The report comes soon after the release of a Plan to Combat Antisemitism by Australia’s Special Envoy to Combat Antisemitism. The plan highlights how antisemitism has become embedded in Australian institutions, from the Arts to our Universities. It calls for action to educate the public and people in positions of authority throughout society so they can better recognise and respond to antisemitism. The Online Hate Prevention Institute’s new report documents some of the responses to the release of this plan, which include blatant antisemitic directly out of the antisemitic forgery The Protocols of the Elders of Zion, along with a continuation of the denial seen in response to the synagogue attacks.
The report states: “Rather than acknowledging the antisemitism crisis in Australia, there have been efforts to deny there is a problem, blame the Jewish community for the antisemitic incidents that have occurred, and to attack the existence of the Special Envoy, her Plan to Combat Antisemitism, and the IHRA Working Definition to Combat Antisemitism, which is central to the plan. The arguments against the definition in particular are largely recycled from earlier campaigns, which successfully muddied the waters and prevented action on antisemitism. Without these efforts, antisemitism would not have reached its current point of crisis.”
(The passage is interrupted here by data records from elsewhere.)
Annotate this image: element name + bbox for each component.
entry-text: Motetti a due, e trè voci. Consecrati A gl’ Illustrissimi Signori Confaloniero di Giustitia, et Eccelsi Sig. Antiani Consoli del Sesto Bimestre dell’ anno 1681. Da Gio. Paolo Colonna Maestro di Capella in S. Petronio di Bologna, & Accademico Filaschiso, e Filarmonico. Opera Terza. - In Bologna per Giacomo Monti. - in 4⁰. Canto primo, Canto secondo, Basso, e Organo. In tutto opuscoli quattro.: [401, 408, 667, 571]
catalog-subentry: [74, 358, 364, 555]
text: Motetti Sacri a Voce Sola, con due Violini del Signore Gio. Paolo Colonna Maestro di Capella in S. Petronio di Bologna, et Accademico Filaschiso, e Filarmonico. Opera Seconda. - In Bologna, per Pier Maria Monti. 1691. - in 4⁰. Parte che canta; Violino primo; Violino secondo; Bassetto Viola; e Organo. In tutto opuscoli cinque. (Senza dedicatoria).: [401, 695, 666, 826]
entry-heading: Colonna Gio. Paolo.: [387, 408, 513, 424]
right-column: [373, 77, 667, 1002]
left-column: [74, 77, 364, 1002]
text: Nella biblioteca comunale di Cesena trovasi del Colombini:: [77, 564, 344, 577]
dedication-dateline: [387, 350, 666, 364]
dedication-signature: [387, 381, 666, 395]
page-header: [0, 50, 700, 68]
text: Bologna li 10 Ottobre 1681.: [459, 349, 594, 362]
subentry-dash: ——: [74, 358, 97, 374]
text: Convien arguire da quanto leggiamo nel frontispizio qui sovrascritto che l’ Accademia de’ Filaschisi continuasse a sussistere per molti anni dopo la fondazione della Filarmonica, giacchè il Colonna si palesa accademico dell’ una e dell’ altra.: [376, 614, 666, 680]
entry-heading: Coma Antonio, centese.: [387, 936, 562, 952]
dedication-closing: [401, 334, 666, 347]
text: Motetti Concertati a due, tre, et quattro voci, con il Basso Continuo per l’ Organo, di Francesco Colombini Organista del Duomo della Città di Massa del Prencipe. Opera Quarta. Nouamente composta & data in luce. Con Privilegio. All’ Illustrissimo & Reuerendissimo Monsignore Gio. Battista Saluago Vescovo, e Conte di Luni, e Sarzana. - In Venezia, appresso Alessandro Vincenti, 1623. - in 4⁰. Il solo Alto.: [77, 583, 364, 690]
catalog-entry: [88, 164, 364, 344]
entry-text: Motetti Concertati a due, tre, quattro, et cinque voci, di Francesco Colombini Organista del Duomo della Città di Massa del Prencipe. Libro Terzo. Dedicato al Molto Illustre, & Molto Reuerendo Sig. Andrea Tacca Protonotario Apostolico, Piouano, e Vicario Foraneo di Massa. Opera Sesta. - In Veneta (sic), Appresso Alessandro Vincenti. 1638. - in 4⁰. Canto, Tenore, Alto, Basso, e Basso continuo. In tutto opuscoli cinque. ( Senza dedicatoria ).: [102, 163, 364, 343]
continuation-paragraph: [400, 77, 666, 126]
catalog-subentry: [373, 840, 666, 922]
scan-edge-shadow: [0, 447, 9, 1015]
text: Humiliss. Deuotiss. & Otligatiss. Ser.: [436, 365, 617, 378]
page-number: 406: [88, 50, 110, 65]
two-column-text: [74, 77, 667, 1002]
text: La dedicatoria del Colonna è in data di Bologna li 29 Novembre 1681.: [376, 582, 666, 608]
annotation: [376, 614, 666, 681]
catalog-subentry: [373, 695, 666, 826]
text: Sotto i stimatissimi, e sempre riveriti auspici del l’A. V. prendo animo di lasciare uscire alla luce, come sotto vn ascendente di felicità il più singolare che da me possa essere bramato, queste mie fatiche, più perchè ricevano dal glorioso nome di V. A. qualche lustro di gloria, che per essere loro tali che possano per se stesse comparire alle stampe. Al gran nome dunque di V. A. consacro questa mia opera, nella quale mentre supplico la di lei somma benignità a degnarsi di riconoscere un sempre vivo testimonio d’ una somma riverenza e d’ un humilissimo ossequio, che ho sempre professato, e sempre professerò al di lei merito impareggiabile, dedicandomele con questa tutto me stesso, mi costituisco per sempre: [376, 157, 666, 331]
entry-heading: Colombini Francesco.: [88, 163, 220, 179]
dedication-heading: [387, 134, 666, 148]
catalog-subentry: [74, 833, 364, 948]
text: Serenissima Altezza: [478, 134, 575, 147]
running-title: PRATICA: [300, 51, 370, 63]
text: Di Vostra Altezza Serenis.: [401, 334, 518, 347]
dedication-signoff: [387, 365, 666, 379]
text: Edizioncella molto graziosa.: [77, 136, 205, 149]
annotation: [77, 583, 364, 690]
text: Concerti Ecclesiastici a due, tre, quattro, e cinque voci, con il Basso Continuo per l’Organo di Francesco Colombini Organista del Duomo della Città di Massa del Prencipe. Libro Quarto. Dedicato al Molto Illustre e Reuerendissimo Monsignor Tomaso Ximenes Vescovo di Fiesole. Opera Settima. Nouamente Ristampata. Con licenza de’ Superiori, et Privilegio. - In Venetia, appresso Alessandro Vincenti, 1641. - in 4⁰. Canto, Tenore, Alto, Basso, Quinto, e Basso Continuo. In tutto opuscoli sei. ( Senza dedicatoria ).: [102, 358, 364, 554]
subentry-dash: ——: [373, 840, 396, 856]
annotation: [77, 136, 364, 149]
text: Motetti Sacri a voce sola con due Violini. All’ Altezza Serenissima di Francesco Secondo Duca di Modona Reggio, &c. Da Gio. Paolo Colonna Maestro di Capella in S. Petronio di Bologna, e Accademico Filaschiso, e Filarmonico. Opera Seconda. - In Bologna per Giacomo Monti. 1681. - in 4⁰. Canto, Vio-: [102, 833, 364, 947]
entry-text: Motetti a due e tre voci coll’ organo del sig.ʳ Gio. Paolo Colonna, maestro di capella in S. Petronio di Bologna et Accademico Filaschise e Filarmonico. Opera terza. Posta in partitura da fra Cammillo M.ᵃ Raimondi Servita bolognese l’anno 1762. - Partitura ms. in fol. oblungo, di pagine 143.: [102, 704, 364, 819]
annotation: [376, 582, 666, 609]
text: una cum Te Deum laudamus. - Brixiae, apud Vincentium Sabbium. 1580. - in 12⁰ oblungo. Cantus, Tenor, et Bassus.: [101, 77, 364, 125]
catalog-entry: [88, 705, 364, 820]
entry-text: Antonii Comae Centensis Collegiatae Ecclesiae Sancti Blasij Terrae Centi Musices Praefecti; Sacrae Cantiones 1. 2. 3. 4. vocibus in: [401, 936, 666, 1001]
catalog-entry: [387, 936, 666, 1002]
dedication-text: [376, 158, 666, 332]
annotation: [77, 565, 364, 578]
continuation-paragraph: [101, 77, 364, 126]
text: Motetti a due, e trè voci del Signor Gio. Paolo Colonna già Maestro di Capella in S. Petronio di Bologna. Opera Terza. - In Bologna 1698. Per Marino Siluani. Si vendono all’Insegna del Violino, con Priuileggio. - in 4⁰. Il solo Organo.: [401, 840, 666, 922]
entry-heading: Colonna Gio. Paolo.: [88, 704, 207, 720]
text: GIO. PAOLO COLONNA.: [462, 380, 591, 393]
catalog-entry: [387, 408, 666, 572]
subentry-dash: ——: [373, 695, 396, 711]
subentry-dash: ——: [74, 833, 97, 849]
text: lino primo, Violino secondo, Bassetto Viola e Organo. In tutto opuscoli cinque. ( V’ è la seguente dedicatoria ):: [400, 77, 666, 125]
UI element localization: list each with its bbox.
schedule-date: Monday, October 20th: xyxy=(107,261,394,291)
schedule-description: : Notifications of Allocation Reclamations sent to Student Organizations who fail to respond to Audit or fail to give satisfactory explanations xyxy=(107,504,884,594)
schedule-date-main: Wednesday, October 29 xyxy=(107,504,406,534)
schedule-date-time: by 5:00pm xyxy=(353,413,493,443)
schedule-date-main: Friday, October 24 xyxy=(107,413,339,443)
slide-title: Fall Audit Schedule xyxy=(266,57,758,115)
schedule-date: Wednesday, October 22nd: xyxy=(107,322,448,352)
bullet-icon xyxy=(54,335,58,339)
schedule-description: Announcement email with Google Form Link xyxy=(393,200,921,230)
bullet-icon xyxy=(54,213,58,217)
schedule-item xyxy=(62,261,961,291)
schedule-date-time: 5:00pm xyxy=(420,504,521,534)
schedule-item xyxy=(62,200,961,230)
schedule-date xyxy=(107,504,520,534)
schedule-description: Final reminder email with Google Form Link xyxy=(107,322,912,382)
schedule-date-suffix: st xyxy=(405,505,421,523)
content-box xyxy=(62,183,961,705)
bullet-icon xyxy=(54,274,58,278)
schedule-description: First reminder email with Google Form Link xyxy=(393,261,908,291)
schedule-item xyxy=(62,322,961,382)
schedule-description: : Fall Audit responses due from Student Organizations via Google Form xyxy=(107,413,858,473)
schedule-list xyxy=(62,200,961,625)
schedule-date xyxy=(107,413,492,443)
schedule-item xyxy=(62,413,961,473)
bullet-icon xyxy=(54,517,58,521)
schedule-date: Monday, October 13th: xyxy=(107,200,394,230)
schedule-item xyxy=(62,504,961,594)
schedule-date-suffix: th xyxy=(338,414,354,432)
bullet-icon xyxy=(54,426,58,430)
The report provides eight recommendations to help address the antisemitism crisis it documents. It strongly supports the Special Envoy’s call for greater education on antisemitism and her efforts to create a handbook that explains the IHRA Working Definition of Antisemitism within the Australian context. It calls on the Government to take ownership of the handbook, as the Canadian Government did when their Special Envoy produced a similar handbook in 2024.